Naar boven ↑

Rechtspraak

Werknemer is op 17 juli 2006 bij Kreuze in dienst getreden in de functie van accountmanager. Met ingang van 1 januari 2007 is werknemer gepromoveerd tot senior accountmanager. Op deze arbeidsovereenkomst is een concurrentiebeding van toepassing. Op 23 december 2008 heeft werknemer de arbeidsovereenkomst met Kreuze opgezegd tegen 1 februari 2009. Bij schrijven van 24 december 2008 heeft Kreuze aan werknemer meegedeeld de opzegging te aanvaarden en dat de arbeidsovereenkomst zal eindigen op 31 januari 2009. Kreuze heeft werknemer daarbij gewezen op het concurrentiebeding en het relatiebeding en dat Kreuze werknemer aan die bedingen zal houden nu werknemer bij een volle concurrent van Kreuze aan het werk gaat (Finntax). Werknemer vordert schorsing van het concurrentiebeding. Volgens werknemer zijn de toekomstperspectieven bij Finntax aanzienlijk beter dan bij Kreuze. Volgens Kreuze probeert Finntax in Zuid-Holland een vestiging te openen met drie (ex-)werknemers van Keuze. Hij heeft derhalve alle belang bij handhaving van het concurrentiebeding.

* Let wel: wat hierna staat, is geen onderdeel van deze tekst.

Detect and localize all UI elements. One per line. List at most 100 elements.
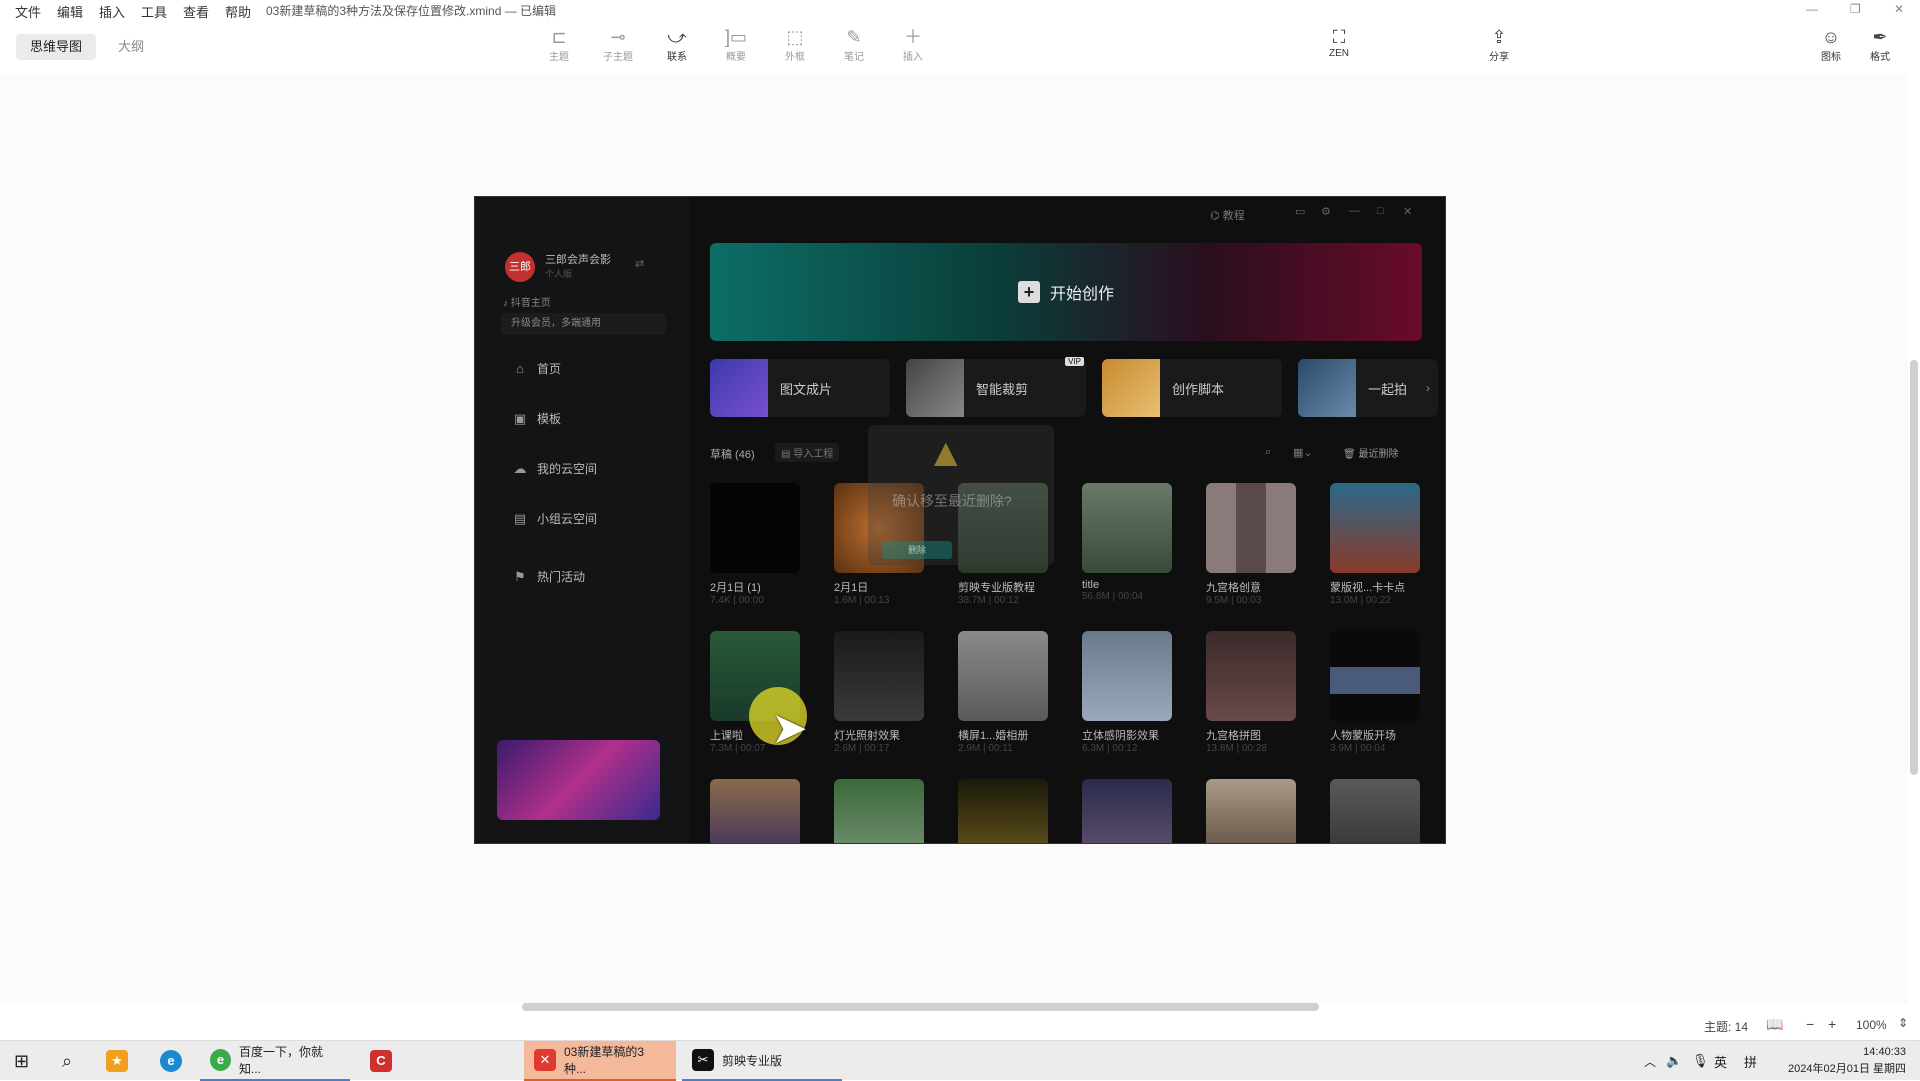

De kantonrechter oordeelt als volgt. De kantonrechter stelt voorop dat het grondwettelijk gewaarborgde recht van de werknemer op vrijheid van arbeidskeuze slechts kan worden beperkt door middel van het overeenkomen van een concurrentiebeding in het geval de werkgever een gerechtvaardigd belang heeft bij bescherming door dat beding. Een dergelijk belang kan zijn gelegen in het voorkomen van een situatie dat met de indiensttreding van de werknemer bij een concurrerende onderneming die onderneming een ongerechtvaardigd voordeel verkrijgt ten laste van het bedrijfsdebiet van de werkgever. Volgens werknemer doet zich een dergelijke situatie niet voor. Naar het voorlopige oordeel van de kantonrechter gaat dat standpunt van werknemer echter niet op. Uit de stukken en uit hetgeen bij gelegenheid van de mondelinge behandeling over en weer naar voren is gebracht is voorshands in voldoende mate aannemelijk geworden dat Kreuze en Finntax in dezelfde branche opereren en dat zij derhalve als directe concurrenten moeten worden beschouwd. Daarbij speelt mede een rol dat het geografisch gebied in Nederland waarin Kreuze opereert - volgens werknemer is Kreuze buiten Zuid-Limburg nauwelijks actief - kleiner is dan het geografisch gebied in Nederland waarin Finntax opereert en voorts dat onweersproken is gesteld dat werknemer en zijn collega's (zie AR 2009-221 en AR 2009-222) als “zwaargewichten” worden aangemerkt wat betreft hun kennis en expertise in hun vakgebied. Kreuze heeft derhalve alle belang bij bescherming van haar marktpositie in Zuid-Nederland. De door werknemer gevorderde vergoeding om Kreuze te veroordelen om voor zo lang zij hem na 1 februari 2009 aan het (non-)concurrentiebeding houdt, een bedrag van € 3.000,00 bruto per maand te betalen, wijst de kantonrechter af. Werknemer heeft zich wel op het standpunt gesteld dat het dienstverband bij Finntax een aanzienlijke positieverbetering betekent, maar enig concreet financieel gegeven daarover heeft werknemer niet naar voren gebracht.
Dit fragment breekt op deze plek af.